Met het opzettelijk overtreden van deze Europese Verordening (EG) nr. 142/97 pleegt genoemd houtimpregneerbedrijf dan ook een van de zwaarste milieumisdrijven die er binnen de Europese Unie gepleegd kunnen worden. Het bedrijf in Sint-Oedenrode heeft dat al die jaren straffeloos kunnen doen omdat de regionale inspecteur van VROM, drs. J.C. van Scherpenzeel, het bedrijf steeds met feitelijk bewezen leugens afschermt en daartegen niet handhavend optreedt. Dit ondanks mijn nadrukkelijke verzoek daarom. Wie roept hiervoor drs. J.C. van Scherpenzeel ter verantwoording? Of is het zo dat deze machtsmisbruikende regionale inspecteur van VROM de feitelijk bijgeleverde waarheid in mijn verzoek om handhaving d.d. 13 juli 2002 ongestraft kan blijven wegschrijven met de leugenachtige kreet: "zolang er geen sprake is van nieuwe feiten of omstandigheden zal ik op uw correspondentie niet meer reageren". Op welk nieuw feit zit hij te wachten? Op een explosie van kankergevallen in Sint-Oedenrode? Is het dubbele aantal kankergevallen rond de Electrabel-centrale te Nijmegen die dat hout opstookt niet voldoende bewijs dat er iets heel erg mis is?
In mijn brief van 29 augustus 2002 heb ik drs.
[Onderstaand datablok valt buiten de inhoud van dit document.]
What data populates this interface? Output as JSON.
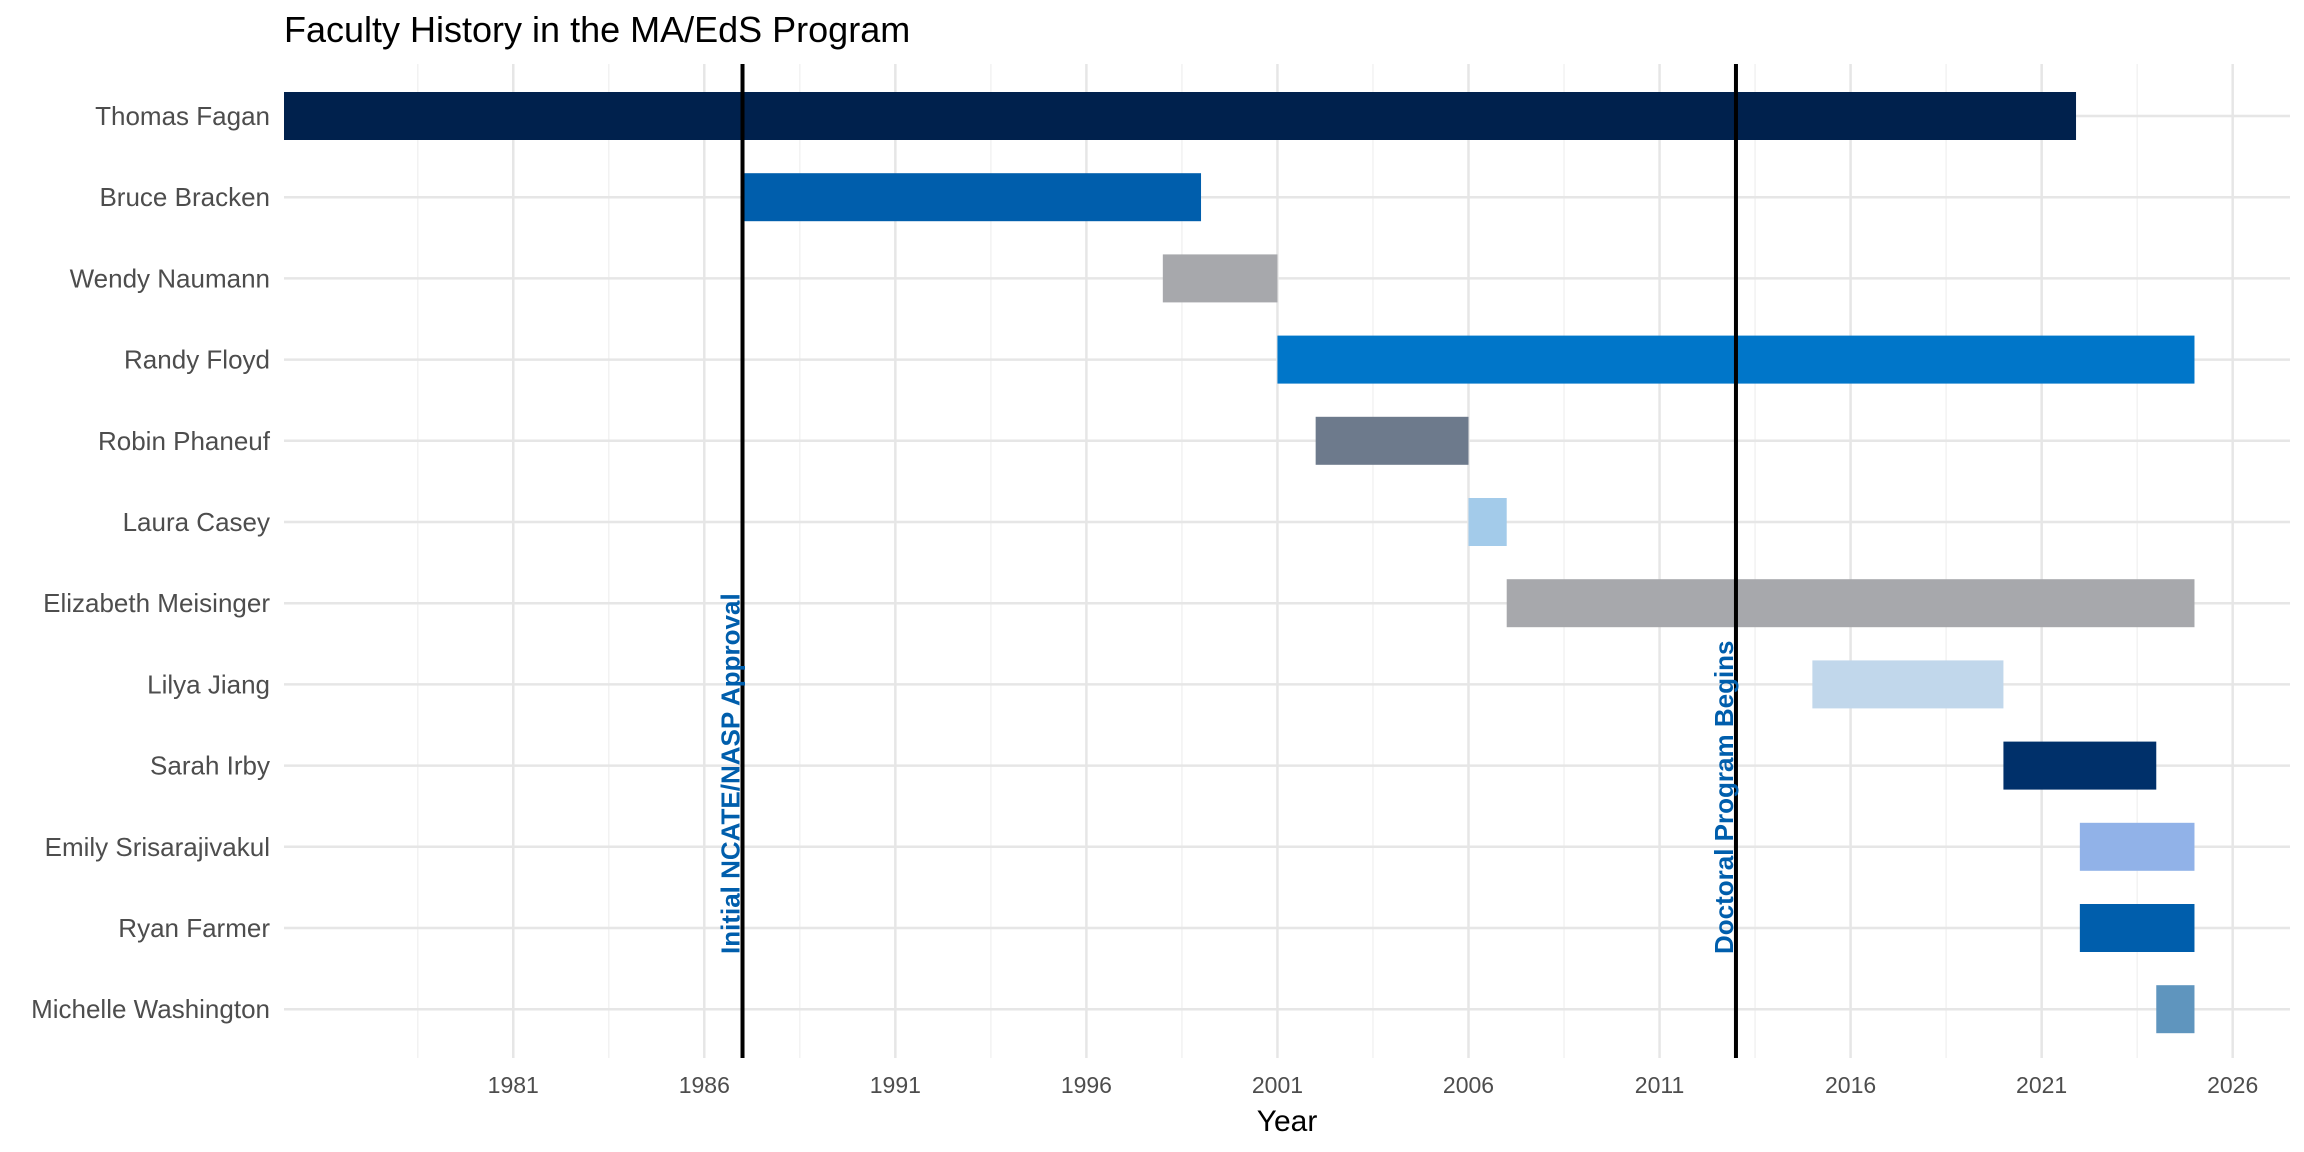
{
  "chart_data": {
    "type": "gantt",
    "title": "Faculty History in the MA/EdS Program",
    "xlabel": "Year",
    "ylabel": "",
    "xlim": [
      1975,
      2027.5
    ],
    "xticks": [
      1981,
      1986,
      1991,
      1996,
      2001,
      2006,
      2011,
      2016,
      2021,
      2026
    ],
    "grid": true,
    "series": [
      {
        "name": "Thomas Fagan",
        "start": 1975,
        "end": 2021.9,
        "color": "#00214D"
      },
      {
        "name": "Bruce Bracken",
        "start": 1987,
        "end": 1999,
        "color": "#005EAC"
      },
      {
        "name": "Wendy Naumann",
        "start": 1998,
        "end": 2001,
        "color": "#A7A8AC"
      },
      {
        "name": "Randy Floyd",
        "start": 2001,
        "end": 2025,
        "color": "#0076C9"
      },
      {
        "name": "Robin Phaneuf",
        "start": 2002,
        "end": 2006,
        "color": "#6D7A8C"
      },
      {
        "name": "Laura Casey",
        "start": 2006,
        "end": 2007,
        "color": "#A3CBEA"
      },
      {
        "name": "Elizabeth Meisinger",
        "start": 2007,
        "end": 2025,
        "color": "#A7A8AC"
      },
      {
        "name": "Lilya Jiang",
        "start": 2015,
        "end": 2020,
        "color": "#C1D7EB"
      },
      {
        "name": "Sarah Irby",
        "start": 2020,
        "end": 2024,
        "color": "#00306A"
      },
      {
        "name": "Emily Srisarajivakul",
        "start": 2022,
        "end": 2025,
        "color": "#91B2E8"
      },
      {
        "name": "Ryan Farmer",
        "start": 2022,
        "end": 2025,
        "color": "#005EAC"
      },
      {
        "name": "Michelle Washington",
        "start": 2024,
        "end": 2025,
        "color": "#5F95BE"
      }
    ],
    "vlines": [
      {
        "x": 1987,
        "label": "Initial NCATE/NASP Approval",
        "label_color": "#005EAC"
      },
      {
        "x": 2013,
        "label": "Doctoral Program Begins",
        "label_color": "#005EAC"
      }
    ]
  }
}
J.C. van Scherpenzeel zeer nadrukkelijk kenbaar gemaakt dat, in geval ik in bovengenoemd artikel niet de feitelijke waarheid heb geschreven, ik ervan uit ga dat hij mij daarop binnen acht dagen juridisch zal gaan aanpakken. In die brief heb ik hem tevens kenbaar gemaakt, dat wanneer hij mij niet voor 6 september 2002 hierop juridisch heeft aangepakt, hij daarmee heeft bevestigd dat hetgeen ik in bovengenoemd artikel heb geschreven berust op waarheid.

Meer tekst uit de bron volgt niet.